Séance du 21 mars 2000






DÉPÔT DE QUESTIONS ORALES AVEC DÉBAT

M. le président. J'informe le Sénat que j'ai été saisi de la question orale avec débat suivante :
M. Jean Arthuis attire l'attention de M. le ministre de l'éducation nationale, de la recherche et de la technologie sur le problème du stockage des déchets radioactifs.
La mission collégiale de concertation « Granite » s'est rendue le 13 mars en Mayenne. Cette mission est chargée de rencontrer les élus, les associations et la population des quinze massifs granitiques retenus en France pour l'étude du projet d'implantation d'un laboratoire de qualification géologique en vue de la gestion des déchets radioactifs à haute activité et à durée de vie longue. Elle s'est heurtée à une forte hostilité. En effet, ce projet, qui concerne en Mayenne le massif d'Izé, suscite, et à juste titre, une vive émotion, de nombreuses inquiétudes et interrogations. Cela tient sans doute à l'incompréhension, née de l'absence d'informations claires et cohérentes.

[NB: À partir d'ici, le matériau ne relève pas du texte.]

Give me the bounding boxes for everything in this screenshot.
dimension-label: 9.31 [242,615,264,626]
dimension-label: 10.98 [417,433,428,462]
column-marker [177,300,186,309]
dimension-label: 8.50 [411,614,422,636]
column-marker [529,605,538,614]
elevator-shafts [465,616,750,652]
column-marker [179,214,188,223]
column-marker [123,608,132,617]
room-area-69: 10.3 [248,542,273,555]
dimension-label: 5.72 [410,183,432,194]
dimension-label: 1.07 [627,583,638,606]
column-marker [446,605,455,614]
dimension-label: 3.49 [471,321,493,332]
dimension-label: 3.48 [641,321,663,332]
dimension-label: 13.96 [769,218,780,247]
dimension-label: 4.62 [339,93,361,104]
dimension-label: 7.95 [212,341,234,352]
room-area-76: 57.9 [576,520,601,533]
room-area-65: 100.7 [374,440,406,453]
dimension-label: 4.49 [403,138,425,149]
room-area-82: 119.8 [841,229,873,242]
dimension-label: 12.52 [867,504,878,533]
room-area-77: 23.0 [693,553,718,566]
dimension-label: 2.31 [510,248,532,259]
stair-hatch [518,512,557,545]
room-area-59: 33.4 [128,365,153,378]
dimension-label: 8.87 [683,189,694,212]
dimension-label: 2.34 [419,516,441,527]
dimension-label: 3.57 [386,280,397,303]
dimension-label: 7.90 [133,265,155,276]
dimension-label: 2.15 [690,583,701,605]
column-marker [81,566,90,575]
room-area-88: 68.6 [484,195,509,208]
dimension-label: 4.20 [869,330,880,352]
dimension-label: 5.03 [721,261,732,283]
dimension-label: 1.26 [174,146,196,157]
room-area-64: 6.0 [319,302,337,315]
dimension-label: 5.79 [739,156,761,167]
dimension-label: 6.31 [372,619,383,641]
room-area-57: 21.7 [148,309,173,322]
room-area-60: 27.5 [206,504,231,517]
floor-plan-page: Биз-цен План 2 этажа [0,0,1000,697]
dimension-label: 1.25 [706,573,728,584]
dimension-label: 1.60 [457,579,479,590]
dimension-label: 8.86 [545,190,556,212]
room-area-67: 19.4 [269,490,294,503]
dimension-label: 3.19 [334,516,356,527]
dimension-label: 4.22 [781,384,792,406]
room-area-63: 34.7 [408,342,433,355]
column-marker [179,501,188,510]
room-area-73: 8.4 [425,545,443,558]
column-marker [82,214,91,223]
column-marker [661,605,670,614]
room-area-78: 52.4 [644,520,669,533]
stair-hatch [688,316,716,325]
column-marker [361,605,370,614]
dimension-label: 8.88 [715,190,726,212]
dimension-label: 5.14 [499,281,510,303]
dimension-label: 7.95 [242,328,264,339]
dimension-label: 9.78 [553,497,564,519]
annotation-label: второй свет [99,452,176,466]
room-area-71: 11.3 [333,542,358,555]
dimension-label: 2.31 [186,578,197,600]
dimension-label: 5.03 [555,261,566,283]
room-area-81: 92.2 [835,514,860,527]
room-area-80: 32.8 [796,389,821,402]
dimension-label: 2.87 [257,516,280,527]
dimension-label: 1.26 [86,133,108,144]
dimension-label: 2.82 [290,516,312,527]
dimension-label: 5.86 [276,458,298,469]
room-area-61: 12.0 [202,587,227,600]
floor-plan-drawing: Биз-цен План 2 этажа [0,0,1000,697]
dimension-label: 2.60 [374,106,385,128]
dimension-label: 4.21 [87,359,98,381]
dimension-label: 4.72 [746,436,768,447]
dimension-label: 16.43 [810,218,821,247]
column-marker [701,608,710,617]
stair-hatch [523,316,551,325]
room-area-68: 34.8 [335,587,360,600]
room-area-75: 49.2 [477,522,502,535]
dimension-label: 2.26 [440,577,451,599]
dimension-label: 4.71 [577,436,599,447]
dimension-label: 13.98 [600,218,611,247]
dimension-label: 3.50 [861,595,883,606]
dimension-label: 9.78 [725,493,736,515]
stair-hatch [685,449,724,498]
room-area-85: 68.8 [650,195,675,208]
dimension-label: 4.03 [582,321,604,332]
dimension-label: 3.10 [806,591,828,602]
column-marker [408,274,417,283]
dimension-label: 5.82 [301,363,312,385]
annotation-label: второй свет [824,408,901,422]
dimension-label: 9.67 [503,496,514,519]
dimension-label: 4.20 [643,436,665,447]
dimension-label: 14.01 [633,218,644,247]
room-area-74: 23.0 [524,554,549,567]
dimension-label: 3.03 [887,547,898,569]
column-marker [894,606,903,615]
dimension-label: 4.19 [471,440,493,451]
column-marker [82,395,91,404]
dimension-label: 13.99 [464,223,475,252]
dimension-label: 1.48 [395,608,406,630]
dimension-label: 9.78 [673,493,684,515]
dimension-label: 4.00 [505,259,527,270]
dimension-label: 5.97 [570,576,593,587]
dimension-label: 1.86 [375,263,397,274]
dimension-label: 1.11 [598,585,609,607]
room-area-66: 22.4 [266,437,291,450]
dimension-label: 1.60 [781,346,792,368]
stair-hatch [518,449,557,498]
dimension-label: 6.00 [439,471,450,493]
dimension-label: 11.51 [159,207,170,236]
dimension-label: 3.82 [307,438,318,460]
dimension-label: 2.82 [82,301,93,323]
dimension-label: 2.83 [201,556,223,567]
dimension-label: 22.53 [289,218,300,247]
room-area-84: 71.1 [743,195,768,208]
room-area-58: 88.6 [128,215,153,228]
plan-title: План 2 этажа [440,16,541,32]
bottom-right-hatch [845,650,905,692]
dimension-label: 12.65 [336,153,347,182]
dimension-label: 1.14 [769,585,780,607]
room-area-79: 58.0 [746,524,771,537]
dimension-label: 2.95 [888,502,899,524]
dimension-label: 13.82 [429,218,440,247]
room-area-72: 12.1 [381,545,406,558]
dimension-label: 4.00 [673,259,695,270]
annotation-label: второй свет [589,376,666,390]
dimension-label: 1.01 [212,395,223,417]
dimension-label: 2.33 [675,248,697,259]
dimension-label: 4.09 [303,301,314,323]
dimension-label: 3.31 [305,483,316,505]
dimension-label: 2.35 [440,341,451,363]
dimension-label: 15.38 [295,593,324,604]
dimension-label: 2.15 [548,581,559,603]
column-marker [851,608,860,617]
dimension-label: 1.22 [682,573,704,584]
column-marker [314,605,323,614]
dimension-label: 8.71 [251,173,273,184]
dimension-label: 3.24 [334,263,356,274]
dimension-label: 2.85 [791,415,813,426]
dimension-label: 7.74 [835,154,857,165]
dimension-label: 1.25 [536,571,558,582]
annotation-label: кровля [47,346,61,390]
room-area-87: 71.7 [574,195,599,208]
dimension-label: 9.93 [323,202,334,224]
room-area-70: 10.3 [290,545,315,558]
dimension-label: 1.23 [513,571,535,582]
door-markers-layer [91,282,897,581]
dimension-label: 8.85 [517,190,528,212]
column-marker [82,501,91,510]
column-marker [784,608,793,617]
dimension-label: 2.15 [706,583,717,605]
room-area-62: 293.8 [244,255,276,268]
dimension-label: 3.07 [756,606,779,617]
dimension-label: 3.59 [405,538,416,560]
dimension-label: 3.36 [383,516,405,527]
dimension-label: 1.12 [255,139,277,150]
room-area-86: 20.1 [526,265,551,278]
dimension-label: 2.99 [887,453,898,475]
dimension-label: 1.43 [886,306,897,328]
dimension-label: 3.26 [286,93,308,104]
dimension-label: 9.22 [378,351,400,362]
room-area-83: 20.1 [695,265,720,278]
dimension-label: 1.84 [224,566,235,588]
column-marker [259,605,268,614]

Il doit d'abord être observé que l'annonce de la liste des sites susceptibles d'accueillir le laboratoire est venue non pas par la voie instituée par le Gouvernement mais par un collectif dénommé « Réseau sortir du nucléaire », opposé au principe de l'enfouissement des déchets.
S'agissant de la production de déchets radioactifs à longue durée de vie, les déclarations les plus contradictoires sont prononcées, en effet, au sein du Gouvernement. Ainsi, M. le ministre de l'éducation nationale affirmait le 30 juin 1997 que, le stockage en profondeur des déchets nucléaires étant dangereux pour les générations futures, mieux valait les stocker en surface ou en subsurface. De son côté, l'Agence nationale pour la gestion de déchets radioactifs (ANDRA) indiquait récemment que « certains déchets à vie longue restent actifs pendant plusieurs dizaines, voire centaines de milliers d'années, et que, sur une période aussi longue, la sécurité de leur stockage ne peut reposer sur la pérennité de barrières ouvragées en surface ». Par ailleurs, un très récent rapport parlementaire publié le jeudi 9 mars 2000 par Mme Michèle Rivasi, député de la Drôme, met clairement en évidence le manque total de cohérence de la gestion des déchets radioactifs en France et réclame qu'un plan national soit élaboré à ce sujet. Enfin, le Parlement est toujours dans l'attente d'un futur projet de loi sur la transparence nucléaire promis par le Gouvernement.
Les ambiguïtés de la démarche gouvernementale contribuent à entretenir l'inquiétude, tant des élus que de la population des régions concernées, et à alimenter le rejet de l'accueil éventuel d'un laboratoire de recherche en vue du stockage de déchets hautement radioactifs. Tant d'incohérence ruine l'autorité des membres de la mission collégiale de concertation « Granite ».
Il lui demande donc de lui préciser quels sont les risques réels pour l'environnement du stockage en surface ou en subsurface, et quelle est la politique de l'Etat en matière de déchets nucléaires.
Conformément aux articles 79, 80 du règlement, cette question orale avec débat a été communiquée au Gouvernement et la fixation de la date de la discussion aura lieu ultérieurement.
J'informe le Sénat que j'ai été saisi de la question orale avec débat suivante :
M. Jean-Pierre Fourcade demande à M. le Premier ministre de préciser les orientations qu'il vient d'annoncer sur les perspectives des régimes de retraite dans les prochaines années. Il l'interroge sur les modalités techniques et financières du rapprochement entre les régimes de base et les régimes spéciaux, et sur la juxtaposition des mécanismes de répartition avec ceux de l'épargne salariale (n° 22).
Conformément aux articles 79, 80 du règlement, cette question orale avec débat a été communiquée au Gouvernement et la fixation de la date de la discussion aura lieu ultérieurement.